Lots of questions still unanswered in this series. Lot of unresolved feelings about what happened and how people are coping. Let’s see if any of them are answered with next week’s episode.

Here’s a preview for next week’s episode, “Gladys”, and episodes beyond:

  • Jef Dinsmore

    Before I watched this episode or read any descriptive notes I was all over the title B. J. & the A. C. I first focused on character names but that wasn’t it. Then I thought of the words blowjob and air conditioning. But when I realized this episode takes place during the Holidays that killed the A.C. connection. The B. J. of course, became easy after seeing the episode – Baby Jesus and the A. C….

    …OH No! Eleonora you may have hit on something here. A. C. – the Anti-Christ! Christine is carrying the Anti-Christ. Well, not really, trust me, but
    many may think so just because of her association to Holy Wayne.

    The episode gives us a lot. There is character reveals about the Garvey family and Christine’s importance. There is illustration via fake Jesus’ and fake Loved Ones that all these beliefs and practices don’t really hold weight. Plus, there is the rotten G. R claiming that the concept of family is not relevant anymore. Yeah, give them all, DRANO!

    This episode made me think too hard. Just what is right and wrong, good or evil for post Departure society? What is holding on to Christian beliefs or any belief going to hurt? What is fighting for or showing concern for family going to hurt? It has been three years since the event. How long does society need to fumble around with what to feel, think and believe in? Christine’s baby is going to have the fucking answers? I don’t think so.

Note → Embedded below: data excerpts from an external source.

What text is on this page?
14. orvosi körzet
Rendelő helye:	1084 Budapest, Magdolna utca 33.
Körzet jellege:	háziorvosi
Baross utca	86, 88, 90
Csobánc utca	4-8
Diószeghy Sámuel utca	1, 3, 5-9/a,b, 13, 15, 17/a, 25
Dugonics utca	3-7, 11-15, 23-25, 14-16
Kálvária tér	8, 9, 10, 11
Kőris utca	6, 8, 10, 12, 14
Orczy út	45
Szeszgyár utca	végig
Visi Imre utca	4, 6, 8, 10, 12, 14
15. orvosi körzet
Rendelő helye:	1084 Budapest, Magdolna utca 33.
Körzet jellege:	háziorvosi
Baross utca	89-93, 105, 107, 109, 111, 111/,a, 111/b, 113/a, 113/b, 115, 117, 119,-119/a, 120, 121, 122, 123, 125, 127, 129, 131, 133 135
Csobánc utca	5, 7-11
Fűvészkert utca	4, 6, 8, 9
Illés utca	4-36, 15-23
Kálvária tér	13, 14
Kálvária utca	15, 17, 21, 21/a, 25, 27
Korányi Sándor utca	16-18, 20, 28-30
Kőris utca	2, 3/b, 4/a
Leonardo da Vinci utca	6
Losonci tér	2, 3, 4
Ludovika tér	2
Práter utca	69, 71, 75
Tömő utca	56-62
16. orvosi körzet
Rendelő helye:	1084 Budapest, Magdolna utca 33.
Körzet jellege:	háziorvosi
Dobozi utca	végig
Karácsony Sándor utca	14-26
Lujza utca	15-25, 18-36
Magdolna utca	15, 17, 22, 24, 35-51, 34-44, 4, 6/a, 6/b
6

    I could pontificate longer, but that’s enough because I don’t know what I believe in now either. Is it a good show or a bad show because it makes you think so hard? I didn’t mind it with TRUE DETECTIVE? I’ll just have to give it a rest.

  • That’s it, I’ve had it. I hated this episode, which is a pity, as last week’s one-character take was actually pretty interesting.

    I’ll finish watching the season, but I’m no longer going to waste my time attempting to analyse this borderline schlock, apart from the odd thought here and there. The cast is great (apart from Tommy and the Asian girl), the cinematography is great, the central idea is great. But, the execution is uninteresting, the writing is terrible (especially regarding anything to do with teenagers, fuck off with that nonsense), the music is repetitive and overly melodramatic to the point of comic relief, and the characters are probably some of the most boring to ever show their faces on a TV screen. You have to hand it to him – Lindelof has managed to create Lost 2.0, only without the interesting characters and somewhat intriguing themes. Maybe if the show is renewed for a second season, it might go somewhere, as the constraints of the apparently badly written book are doing the show’s premise a large disservice.

    There is one plus, though. I’ve finally figured it out, the very root of the problem of Mapleton and its boring asshole residents; god stole all of the interesting people three years ago.

    • Eleonora Iafano

      I so wanted to see another episode like last weeks’. The one character perspective helped to bridge a few characters and shed some light on what went down in Mapleton (and the rest of the world). Sigh. Hopefully they still might do this for a few more episodes?